• Даже замечания папа умудрялся делать не обидно, с юмором. У меня с детства сложилась привычка ходить по всей квартире с чашками чая или кофе. Бывало, налью себе чашечку любимого напитка и ухожу в спальню, чтобы там его выпить. Потом через некоторое время оставлю чашку там, где пила чай или кофе, и, забыв об этом, снова иду на кухню, делаю себе новую порцию горячего, даже можно сказать, горячительного, напитка и иду, скажем к телевизору. Честно сказать, так я поступала довольно часто. А отец всегда ходил по квартире за мной и собирал оставленные мною в разных местах чашки. Точно также я поступала и с яблоками. Съем яблоко и положу огрызок там, где в этот момент нахожусь. Папа, собирая за мной чашки и огрызки яблок, никогда не упрекал меня в этом. Он говорил, как бы ко мне вовсе и не обращаясь: «Доченька чай попила. Пойду чашку помою!» Или: «Доченька яблоки поела. Пойду огрызки соберу!» Он говорил это с такой юморной интонацией, что я смеялась, вскакивала и бежала всё это делать сама.

• А когда я что-то разбивала, нечаянно уронив на пол, то отец говорил: «Бей, доченька, посуду! Ещё купим!» И вместо расстройства я снова улыбалась.
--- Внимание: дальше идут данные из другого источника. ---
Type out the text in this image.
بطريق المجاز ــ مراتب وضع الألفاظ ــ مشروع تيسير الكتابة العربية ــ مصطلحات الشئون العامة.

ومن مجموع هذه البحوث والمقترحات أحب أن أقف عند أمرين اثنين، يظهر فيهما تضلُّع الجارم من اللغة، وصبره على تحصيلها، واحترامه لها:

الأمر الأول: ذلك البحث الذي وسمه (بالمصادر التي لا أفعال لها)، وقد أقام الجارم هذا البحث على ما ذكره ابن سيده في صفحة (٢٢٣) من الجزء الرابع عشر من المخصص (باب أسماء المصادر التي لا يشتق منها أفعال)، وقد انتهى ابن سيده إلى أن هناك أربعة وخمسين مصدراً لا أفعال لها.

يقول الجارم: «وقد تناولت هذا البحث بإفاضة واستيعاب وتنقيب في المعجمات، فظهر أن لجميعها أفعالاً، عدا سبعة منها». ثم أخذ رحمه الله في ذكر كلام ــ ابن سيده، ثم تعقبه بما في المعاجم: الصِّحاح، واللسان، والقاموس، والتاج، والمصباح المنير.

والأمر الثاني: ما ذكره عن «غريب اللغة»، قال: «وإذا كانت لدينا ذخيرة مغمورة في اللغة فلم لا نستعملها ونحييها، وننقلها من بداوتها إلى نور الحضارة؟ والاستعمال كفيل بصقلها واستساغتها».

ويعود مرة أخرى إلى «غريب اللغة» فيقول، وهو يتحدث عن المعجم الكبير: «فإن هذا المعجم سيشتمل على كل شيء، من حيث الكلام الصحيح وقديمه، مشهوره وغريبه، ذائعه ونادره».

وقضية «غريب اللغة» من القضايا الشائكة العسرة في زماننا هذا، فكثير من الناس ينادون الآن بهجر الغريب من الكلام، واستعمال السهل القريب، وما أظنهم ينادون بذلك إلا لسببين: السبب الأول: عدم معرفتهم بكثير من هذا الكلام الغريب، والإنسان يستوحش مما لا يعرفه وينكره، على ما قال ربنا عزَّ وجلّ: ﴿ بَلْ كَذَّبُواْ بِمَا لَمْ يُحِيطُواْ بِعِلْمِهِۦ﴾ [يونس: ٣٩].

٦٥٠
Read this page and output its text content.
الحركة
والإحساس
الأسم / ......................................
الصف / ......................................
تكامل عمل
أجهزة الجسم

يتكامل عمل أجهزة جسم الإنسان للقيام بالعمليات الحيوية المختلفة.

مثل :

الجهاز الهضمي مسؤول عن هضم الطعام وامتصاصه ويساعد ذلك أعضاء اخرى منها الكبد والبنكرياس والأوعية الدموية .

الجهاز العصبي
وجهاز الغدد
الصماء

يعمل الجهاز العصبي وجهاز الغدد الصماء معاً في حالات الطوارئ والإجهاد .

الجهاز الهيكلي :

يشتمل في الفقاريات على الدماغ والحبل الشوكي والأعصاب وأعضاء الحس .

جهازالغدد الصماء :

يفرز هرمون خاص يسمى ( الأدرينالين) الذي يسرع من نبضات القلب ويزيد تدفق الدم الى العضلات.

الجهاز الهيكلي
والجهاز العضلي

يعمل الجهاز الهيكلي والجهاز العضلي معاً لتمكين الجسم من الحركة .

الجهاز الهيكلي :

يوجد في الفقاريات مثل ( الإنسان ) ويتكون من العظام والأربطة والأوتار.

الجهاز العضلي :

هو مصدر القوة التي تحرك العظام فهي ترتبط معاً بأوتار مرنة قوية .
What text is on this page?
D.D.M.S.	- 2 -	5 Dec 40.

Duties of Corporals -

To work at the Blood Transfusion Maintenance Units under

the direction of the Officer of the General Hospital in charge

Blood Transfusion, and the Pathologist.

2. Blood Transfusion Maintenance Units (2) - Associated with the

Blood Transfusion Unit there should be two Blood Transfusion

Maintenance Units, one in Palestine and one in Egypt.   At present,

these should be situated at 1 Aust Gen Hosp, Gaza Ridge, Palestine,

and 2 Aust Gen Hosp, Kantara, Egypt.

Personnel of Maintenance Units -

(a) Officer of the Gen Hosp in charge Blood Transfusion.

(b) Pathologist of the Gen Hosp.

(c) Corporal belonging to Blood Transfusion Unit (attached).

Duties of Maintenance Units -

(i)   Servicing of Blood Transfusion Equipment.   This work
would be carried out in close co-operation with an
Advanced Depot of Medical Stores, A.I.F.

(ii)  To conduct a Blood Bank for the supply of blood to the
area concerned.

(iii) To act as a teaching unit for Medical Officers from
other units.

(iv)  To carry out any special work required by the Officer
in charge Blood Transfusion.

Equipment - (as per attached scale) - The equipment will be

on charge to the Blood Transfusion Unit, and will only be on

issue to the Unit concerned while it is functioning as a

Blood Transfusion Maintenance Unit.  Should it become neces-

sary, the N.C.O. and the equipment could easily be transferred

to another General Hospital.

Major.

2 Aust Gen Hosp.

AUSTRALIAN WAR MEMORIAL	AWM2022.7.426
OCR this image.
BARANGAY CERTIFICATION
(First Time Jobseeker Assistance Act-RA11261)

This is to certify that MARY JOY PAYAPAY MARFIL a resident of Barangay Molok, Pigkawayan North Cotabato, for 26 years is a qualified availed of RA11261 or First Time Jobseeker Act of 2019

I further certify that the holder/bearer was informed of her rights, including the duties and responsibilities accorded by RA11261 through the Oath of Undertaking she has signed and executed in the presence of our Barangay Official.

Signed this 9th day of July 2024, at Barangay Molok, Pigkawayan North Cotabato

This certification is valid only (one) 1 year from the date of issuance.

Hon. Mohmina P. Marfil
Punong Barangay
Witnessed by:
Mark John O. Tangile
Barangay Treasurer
• Перед любым моим экзаменом, зачётом или контрольной, папа неизменно напоминал мне: «Доченька, не забудь взять с собой все шпаргалки!» Позже, когда я уже выходила из дома, он кричал мне вдогонку: «Аля, все шпоры взяла? А то я подвезу! В каком ты кабинете экзамен сдавать (контрольную писать) будешь?» И я выходила из дома с улыбкой на лице.

• Иногда, перед моим выходом из дома на очередной экзамен или зачёт, в самую последнюю минуту, когда я уже застёгивала пальто и обувалась, отец тянулся к своей одежде и говорил: «Пожалуй, доченька, я с тобой на экзамен пойду. А то я так волнуюсь!» И он начинал демонстративно обматывать свою шею шарфом. Я отзывалась: «А что ты там делать будешь?» Отец обычно наигранно изумлённо, а от этого очень забавно отвечал: «То есть как это что, доченька?! Ну, во-первых, я экзаменационные листочки могу ребятам раздавать. Потом буду карандаши подтачивать и стёрки ученикам приносить. А ещё я могу с доски вытирать. И вообще, я вполне могу быть ассистентом экзаменатора. Я же старший лейтенант запаса, доченька! И к тому же ленинградец!» И он начинал натягивать на руки перчатки. Я смеялась и выходила из квартиры. А отец на прощанье кричал мне: «Ни пушка, ни пёрышка!» Это было «Ни пуха, ни пера!» в его исполнении. И дальше: «Ни гуся, ни колышка!» «Гусь» – это двойка, а «колышек» – единица или кол, т. е. самые плохие школьные отметки. И я уходила на экзамен. Вдогонку мне неслась ещё одна хорошо мне известная реплика отца: «Доченька, если не будешь знать ответа, в крайнем случае, скажешь экзаменаторам, что у тебя папа – ленинградец!»

• А ещё у нас был любимый тост. Этот тост отец неизменно произносил за праздничным столом, когда мы собирались вместе с компанией моих родителей отмечать очередной праздник. Вот этот тост: «Друзья мои! Прекрасен наш союз! Так выпьем же за наш Советский Союз!» Все мы тогда жили в Советском Союзе и отмечали разные советские праздники: Первомай, 7 ноября, День Победы и др. Впрочем, любимый тост, с намёком на пушкинские строки, всегда звучал в компании моих родителей и на Новый год, и на 8 Марта и на чей-то день рождения.

• Отец любил переиначивать одну и ту же фразеологическую единицу речи на свой манер. В разных жизненных ситуациях один и тот же фразеологизм у него звучал по-разному. Например, когда мы садились все вместе пить чай с пряниками, отец говорил: «Будет и на нашей улице пряник!» Если чаепитие проходило с тортом, то идиома звучала так: «Будет и на нашей улице тортик!» А когда мы собирались на субботник, отец провозглашал: «Будет и на нашей улице субботник!»